As described above, in the routing control of the packet switching network of the present invention, when each exchange determines the transmission route by referring to the queue status of the line of its own station, it is distributed over a plurality of routes, or Only in the destination exchange having a route whose number of relay hops differs by 1, only the transmission route of one destination exchange is changed in one process. Therefore, the probability of fluctuation of the traffic bias due to the change of the routing route is calculated. It can be reduced and the routing control can be implemented in detail.

〔The invention's effect〕

As described above, according to the present invention, the destination exchanges are used as a unit, and detours are performed stepwise for each destination exchange according to the state of the queue length abnormality of the line. Therefore, traffic is concentrated at the detour destination, or It is possible to improve the stability at the time of changing the routing without reversing the arrival order of the packets in the destination exchange.

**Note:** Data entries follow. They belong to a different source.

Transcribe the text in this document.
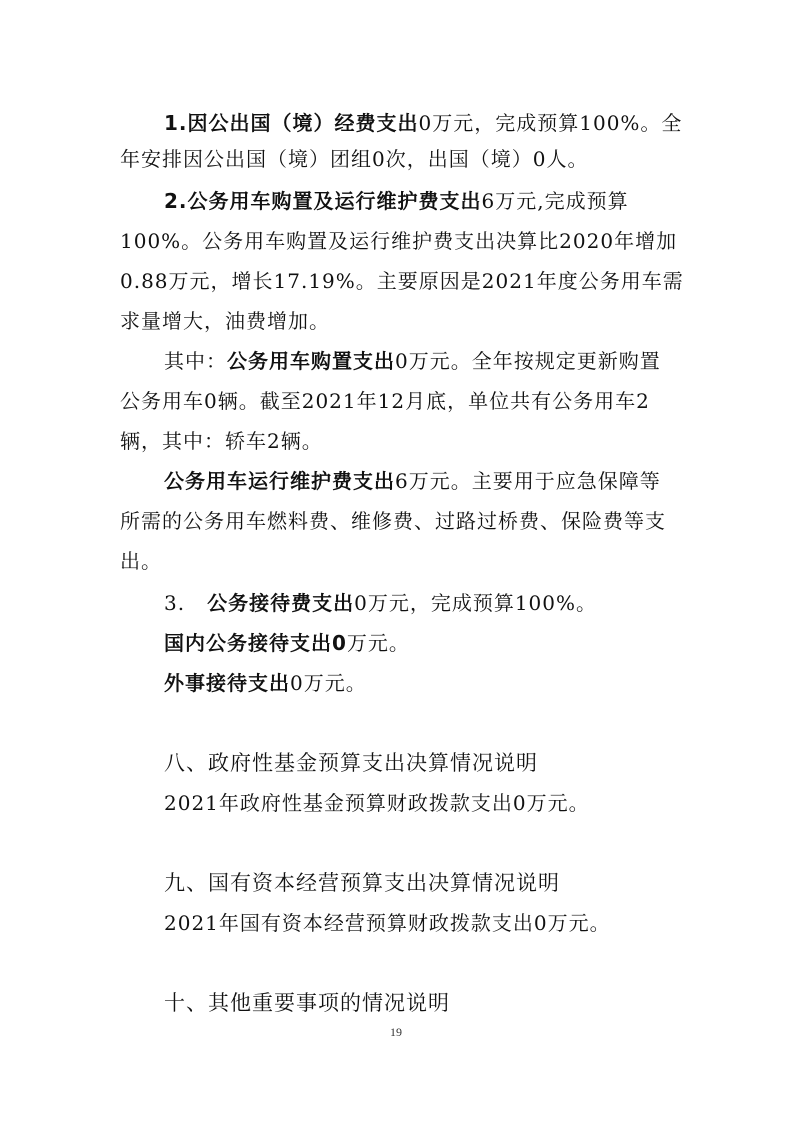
1.因公出国（境）经费支出0万元，完成预算100%。全
年安排因公出国（境）团组0次，出国（境）0人。
2.公务用车购置及运行维护费支出6万元,完成预算
100%。公务用车购置及运行维护费支出决算比2020年增加
0.88万元，增长17.19%。主要原因是2021年度公务用车需
求量增大，油费增加。
其中：公务用车购置支出0万元。全年按规定更新购置
公务用车0辆。截至2021年12月底，单位共有公务用车2
辆，其中：轿车2辆。
公务用车运行维护费支出6万元。主要用于应急保障等
所需的公务用车燃料费、维修费、过路过桥费、保险费等支
出。
3. 公务接待费支出0万元，完成预算100%。
国内公务接待支出0万元。
外事接待支出0万元。
八、政府性基金预算支出决算情况说明
2021年政府性基金预算财政拨款支出0万元。
九、国有资本经营预算支出决算情况说明
2021年国有资本经营预算财政拨款支出0万元。
十、其他重要事项的情况说明
19
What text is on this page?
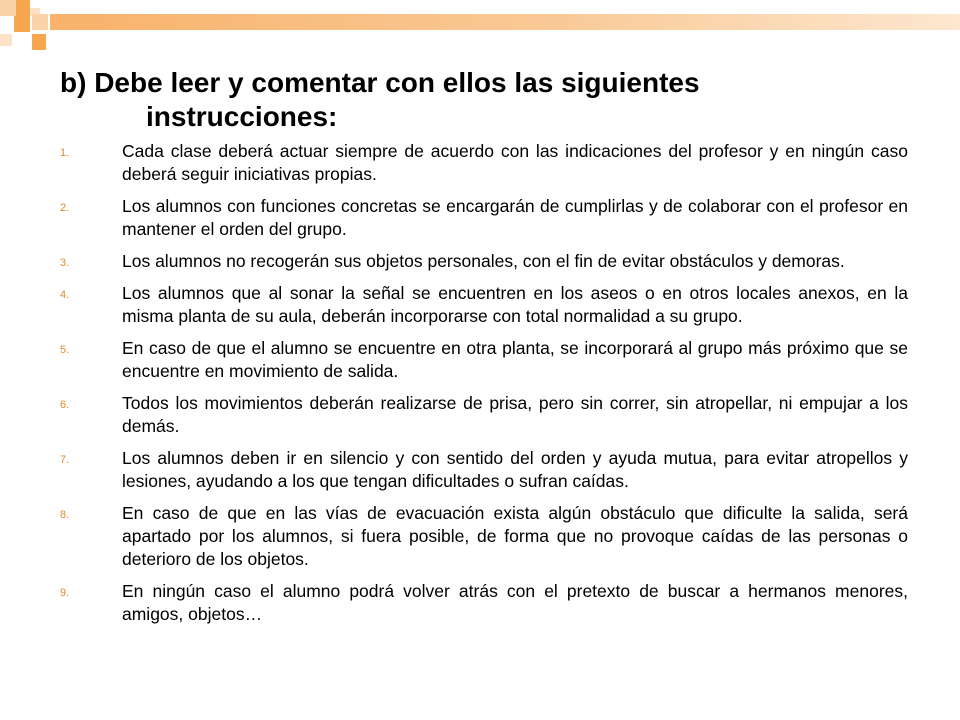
b) Debe leer y comentar con ellos las siguientes
instrucciones:
1.	Cada clase deberá actuar siempre de acuerdo con las indicaciones del profesor y en ningún caso deberá seguir iniciativas propias.
2.	Los alumnos con funciones concretas se encargarán de cumplirlas y de colaborar con el profesor en mantener el orden del grupo.
3.	Los alumnos no recogerán sus objetos personales, con el fin de evitar obstáculos y demoras.
4.	Los alumnos que al sonar la señal se encuentren en los aseos o en otros locales anexos, en la misma planta de su aula, deberán incorporarse con total normalidad a su grupo.
5.	En caso de que el alumno se encuentre en otra planta, se incorporará al grupo más próximo que se encuentre en movimiento de salida.
6.	Todos los movimientos deberán realizarse de prisa, pero sin correr, sin atropellar, ni empujar a los demás.
7.	Los alumnos deben ir en silencio y con sentido del orden y ayuda mutua, para evitar atropellos y lesiones, ayudando a los que tengan dificultades o sufran caídas.
8.	En caso de que en las vías de evacuación exista algún obstáculo que dificulte la salida, será apartado por los alumnos, si fuera posible, de forma que no provoque caídas de las personas o deterioro de los objetos.
9.	En ningún caso el alumno podrá volver atrás con el pretexto de buscar a hermanos menores, amigos, objetos…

[Brief description of drawings]

FIG. 1 is a flow chart of a routing control process of a packet switch according to an embodiment of the present invention, FIG. 2 is a diagram showing a configuration example of a packet switch network to which the present invention is applied, and FIG. 3 is each of FIG. FIG. 4 is a diagram showing an example of a routing table provided in the exchange, FIG. 4 is a diagram showing an example of the hardware configuration of the packet switch in FIG. 2, FIG. 5 is a diagram showing an example of changing the communication route in the present invention, and FIG. It is a figure of the routing table which is another Example of this invention. 1: Packet switch, 16: Memory, 17: Processor, 18: Bus, 191-194: Line interface adapter, 100: Routing table, 101, 102: Number of relay hops for each line, 103: Actual transmission route, Qf, Qg, Qh: Line queue, F ₁ , F
₂ : Communication path.

 ─────────────────────────────────────────────────── ─── Continuation of the front page (72) Takashi Kano, Takashi Kano 4-6 Kitahama, Higashi-ku, Osaka, Osaka, Hitachi West Software Co., Ltd. (56) Reference JP 61-189747 (JP, A) JP 60-177761 (JP, A) JP 57-11559 (JP, A) JP 63-110843 (JP, A)

Claims (2)

(57) [Claims] 1. A routing of a packet switching network comprising a routing table storing the number of transit exchanges to each destination exchange, and determining a packet transmission route by referring to the contents of the routing table and the queue length state of each line. In the control method, when a packet is transmitted from one line of two or more lines that respectively transmit a packet passing through a plurality of destination exchanges, the queue length of the line exceeds a predetermined value and an abnormality occurs , Divert only packets of a specific destination exchange among the plurality of destination exchanges to another line,
If the queue length error continues, select another destination switch and divert the packet of the switch to another line. When the queue length error is resolved, restore the packet of the bypassed destination switch. A routing control method for packet-switched networks. 2. When selecting the specific destination exchange, when no queue length abnormality occurs, a packet is sent to a line having the smallest number of relay exchanges up to the destination exchange, and when the queue length abnormality occurs, the queue The number of transit exchanges to each destination exchange of the line in which the long abnormality has occurred is increased by one, and the destination exchange to be detoured is selected based on the resulting numerical value. A routing control method for packet-switched networks.